Kamis, 30 Juni 22

Mendikbud Dukung Pengembalian Cattra Ke Puncak Candi Borobudur

Menteri Pendidikan dan Kebudayaan, Muhajir Efendy mendukung pengembalian Cattra (punyak payung stupa ) dari museum Karmawibangga Borobudur ke tempatnya semula yakni puncak Candi Borobudur. Namun Muhajir minta agar hal tersebut dikonsultasikan dulu pada para ahli di bidangnya. Hal tersebut diutarakan Muhajir usai membuka kegiatan Borobudur Cultural Feast 2017 di Lapangan Parkir Utara Candi Borobudur, Sabtu (30/12/2017).

“Pada intinya Kemendikbud tidak ada masalah (pemindahan cattra ), silakan, secara teknis segera ditindaklanjuti,” ujarnya.

Karena chattra ini merupakan benda istimewa yang menjadi bagian penting dari Candi Borobudur,Muhajir mewanti-wanti agar proses pengembalian dikakukan dengan sangat hati-hati. Apalagi menurut Muhajir, cattra juga merupakan benda yang berkaitan dengan agama,maka tentu para ahli agama (agama Budha) juga harus dibatkan.

“Karena ini ada nilai-nilai keagamaannya, ada ritusnya, ritualnya, ada makna di baliknya maka harus betul-betul hati-hati. Konsultasi dengan pihak yang tahu dan paham akan keberadaan benda ini,” imbuhnya.

Muhajir menjelaskan bahwa Cattra tersebut adalah salah satu kesatuan yang tak bisa dipisah dari Candi borobudur bahkan merupakan puncak dari Borobudur. Ia juga mengungkapkan bahwa telah dihubungi para pemuka agama Budha baik dari Indonesia atau dari internasional yang meminta agar cattra tersebut dikembalikan ketempat semula.

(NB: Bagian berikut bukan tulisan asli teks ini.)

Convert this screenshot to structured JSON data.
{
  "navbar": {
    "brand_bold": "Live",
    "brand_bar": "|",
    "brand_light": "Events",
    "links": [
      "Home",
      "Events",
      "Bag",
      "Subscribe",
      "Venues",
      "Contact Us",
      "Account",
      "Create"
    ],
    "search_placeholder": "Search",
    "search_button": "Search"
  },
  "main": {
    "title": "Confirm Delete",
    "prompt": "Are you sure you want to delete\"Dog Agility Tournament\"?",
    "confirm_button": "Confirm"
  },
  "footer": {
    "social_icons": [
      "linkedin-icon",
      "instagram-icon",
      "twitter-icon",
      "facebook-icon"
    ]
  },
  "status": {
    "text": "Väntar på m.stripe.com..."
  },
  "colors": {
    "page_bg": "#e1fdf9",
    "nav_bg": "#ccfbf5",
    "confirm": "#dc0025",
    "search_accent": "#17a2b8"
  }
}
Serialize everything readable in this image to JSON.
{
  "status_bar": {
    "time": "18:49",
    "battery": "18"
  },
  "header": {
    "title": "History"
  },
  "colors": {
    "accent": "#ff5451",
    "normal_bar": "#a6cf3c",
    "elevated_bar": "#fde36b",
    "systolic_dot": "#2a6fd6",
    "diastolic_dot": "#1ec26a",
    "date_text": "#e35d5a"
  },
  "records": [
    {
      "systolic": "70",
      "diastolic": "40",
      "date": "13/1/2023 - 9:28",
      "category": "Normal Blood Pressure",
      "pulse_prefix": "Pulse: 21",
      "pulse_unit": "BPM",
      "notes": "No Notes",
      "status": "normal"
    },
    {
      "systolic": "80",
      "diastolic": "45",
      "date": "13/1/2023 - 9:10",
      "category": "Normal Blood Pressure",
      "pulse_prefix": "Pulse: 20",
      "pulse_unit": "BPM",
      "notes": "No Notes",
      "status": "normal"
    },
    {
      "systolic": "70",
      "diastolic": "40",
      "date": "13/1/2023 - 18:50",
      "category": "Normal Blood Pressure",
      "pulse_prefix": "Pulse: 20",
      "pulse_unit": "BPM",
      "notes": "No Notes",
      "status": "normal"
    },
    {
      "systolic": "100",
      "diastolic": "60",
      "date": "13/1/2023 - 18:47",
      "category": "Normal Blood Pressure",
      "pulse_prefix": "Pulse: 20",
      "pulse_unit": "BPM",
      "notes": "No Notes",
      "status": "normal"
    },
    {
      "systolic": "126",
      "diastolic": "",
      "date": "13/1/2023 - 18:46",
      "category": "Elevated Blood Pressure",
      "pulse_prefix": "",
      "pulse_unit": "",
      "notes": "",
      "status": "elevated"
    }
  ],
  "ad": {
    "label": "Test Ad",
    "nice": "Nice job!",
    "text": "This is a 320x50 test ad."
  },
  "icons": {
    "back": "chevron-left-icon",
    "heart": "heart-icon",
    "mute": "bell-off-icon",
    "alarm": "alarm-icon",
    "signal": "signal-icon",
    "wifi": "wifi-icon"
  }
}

Cattra (punyak payung stupa ) yang sebelumnya berada di Puncak Stupa Borobudur, kini tersimpan di Musium Karmawibangga (Foto Arsip) Borobudur
Cattra (punyak payung stupa ) yang sebelumnya berada di Puncak Stupa Borobudur, kini tersimpan di Musium Karmawibangga (Foto Arsip) Borobudur

“Berdasarkan penelitian yang sudah bisa dipertanggunjawabkan, itu (chattra) adalah bagian dari puncak Candi Borobudur. Banyak tokoh agama Buddha dari Indonesia dan internasional minta itu dikembalikan, dan semakin cepat semakin baik, ” tandasnya.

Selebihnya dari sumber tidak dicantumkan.